I couldn’t believe he was here—couldn’t believe he’d come back. He had to know I’d be angry. That this would be the reception he’d get. And still he came. I lifted my chin and swallowed down the bout of weakness that almost asked for an explanation.

“Fine, I’ll go,” Chandler relented. At least those days spent together had taught him one thing; I was formidable. “But I’m not leaving town. Not until we talk. ”

“Then I hope you’re prepared to stay for a very long time, Mr. Collins,” I warned, thinking that being stranded in this small town, away from his city and his big business, was the worst punishment I could inflict.

He stepped close to me so fast there was no chance for me to avoid him. Even if I did, I risked getting too close to the pumpkin spice scent in the back, and as angry as I was, vomiting all over him wasn’t part of the punishment I wanted to extend or part of the conversation I wanted to have.

I sucked in a breath as his heat enveloped me. His scent invaded every receptor in my brain, bringing me back to that night in his arms. That night I thought everything had changed for me. For us.

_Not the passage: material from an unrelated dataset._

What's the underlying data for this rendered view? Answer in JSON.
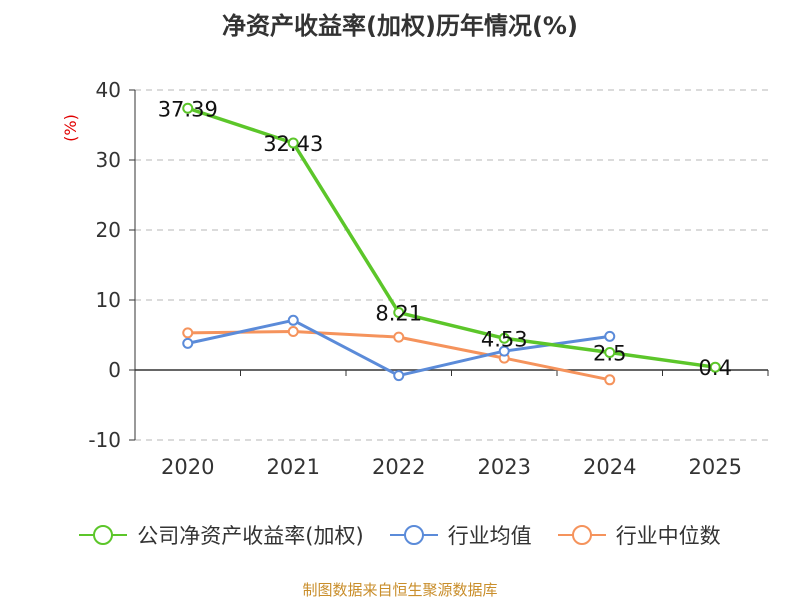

“I’m prepared to stay forever, Frankie, if you’ll let me.” His words were the perfect brand of promise that made my resolve start to melt.

Bullshit , my racing heart chided. Bullshit sweet words. Bullshit promises. Bullshit torture for a broken heart.

“Please go.” My voice cracked.

“I’ll be back tomorrow.”

I didn’t have it in me to protest. Not when it took every ounce of my strength to stop myself from calling out and begging him to stay.

If it was only me, I’d risk my heart for answers. For that explanation. But like my mother, I was going to protect my baby from a man who wasn’t worthy, even if that man was the father.